When your baby enters into the toddler age, there is a sudden alteration in their behavior. I remember when my daughter turned 1 and started walking right in her 13th month; she had a different perspective on everything in the house. Although she used to crawl and roam around in her walker, but this time…… It was like she got wings to fly. The way she approached the target whether it is the sockets, the decoration pieces, the dustbins, the washroom, everything was so fast and furious for me as a new Mom.
Firstly, I was totally freaked as I had to stop her every minute saying “No, Don’t touch that, its hot, stay away from that, its bad, arghghghgh….”. But then I realized it’s her developing stage and she has to experience everything through her basic instincts of touch and feel. Things were acceptable for a little while.
Then came the rebel mode. It was like we were two different teams or countries fighting against each other, snatching things from each other and exclaiming in our own way. She has to go everywhere I do not want her to go. She has to act every kind of tantrum that I do not like. She has to continue teasing me by doing anything dangerous (in my perspective, not hers) until I get up and get her away from it. She becomes a total rebellion pulling my nerves to the extreme level of frustration and exhaustion.
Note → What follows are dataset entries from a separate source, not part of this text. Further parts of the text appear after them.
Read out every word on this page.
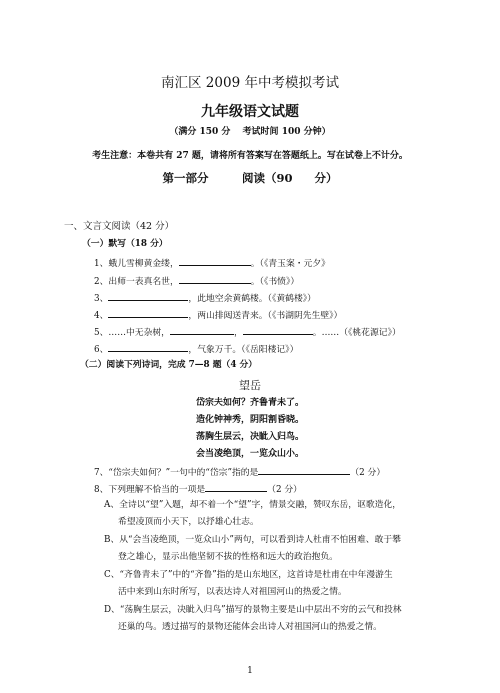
南汇区 2009 年中考模拟考试
九年级语文试题
（满分 150 分　 考试时间 100 分钟）
考生注意：本卷共有 27 题，请将所有答案写在答题纸上。写在试卷上不计分。
第一部分　 阅读（90 分）
一、文言文阅读（42 分）
（一）默写（18 分）
1、蛾儿雪柳黄金缕，	。（《青玉案・元夕》
2、出师一表真名世，	。（《书愤》）
3、	，此地空余黄鹤楼。（《黄鹤楼》）
4、	，两山排闼送青来。（《书湖阴先生壁》）
5、……中无杂树，	，	。……（《桃花源记》）
6、	，气象万千。（《岳阳楼记》）
（二）阅读下列诗词，完成 7—8 题（4 分）
望岳
岱宗夫如何？齐鲁青未了。
造化钟神秀，阴阳割昏晓。
荡胸生层云，决眦入归鸟。
会当凌绝顶，一览众山小。
7、“岱宗夫如何？”一句中的“岱宗”指的是	（2 分）
8、下列理解不恰当的一项是	（2 分）
A、全诗以“望”入题，却不着一个“望”字，情景交融，赞叹东岳，讴歌造化，
希望凌顶而小天下，以抒雄心壮志。
B、从“会当凌绝顶，一览众山小”两句，可以看到诗人杜甫不怕困难、敢于攀
登之雄心，显示出他坚韧不拔的性格和远大的政治抱负。
C、“齐鲁青未了”中的“齐鲁”指的是山东地区，这首诗是杜甫在中年漫游生
活中来到山东时所写，以表达诗人对祖国河山的热爱之情。
D、“荡胸生层云，决眦入归鸟”描写的景物主要是山中层出不穷的云气和投林
还巢的鸟。透过描写的景物还能体会出诗人对祖国河山的热爱之情。
1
When I shared my feelings with other parents who already had been through this stage, their reaction would be so normal replying, “its age… children do such things at this age…. It will pass!” Pass?? Okay until it would pass, I might lose my emotional stability and would declare myself a psychopathic because right now I can actually feel things crumbling down in my brain.
During all this melodramatic routine, I sensed how a child interprets everything a mom has to say:
Mommy says, “Let me give you food”. Baby thinks, “No food, I won’t eat at all. I would cry, whine, roll on the floor, burp out food from the mouth and won’t eat at all.
Mommy, “Let me dress you up well”. Baby, “No. I won’t wear socks, I will throw away one shoe, in the bin and other somewhere behind the sofa or bed so that Mommy can have another activity for the day.”
Mommy says, “Don’t touch, it’s hot”. Baby, “Oh it’s hot. Let me touch and see. I will keep touching or pretend to touch it until mommy has to walk from one corner to another to get me away. I can go on repeating it until………. Forever maybe.”
Mommy says, “Eat the food nicely in the plate.” Baby, “Throw the food on the table, rub on the floor, then eat it. It tastes so well after doing this.”
Mommy says, “Do not get your clothes dirty.” Baby, “Rub everything on your clothes. Rub the food that you might not be interested in eating, rub chocolate, and pour water or juice on your shirt. Clean your hands rubbing in your hair. They will nourish well.”
It is like the toddler has made its mind negate everything mommy has to say. She becomes like a total enemy to the child and they run to some other family member for comforting. The whole day ends in this melodrama and the war continues….until both the parties come to peace while having a good night sleep.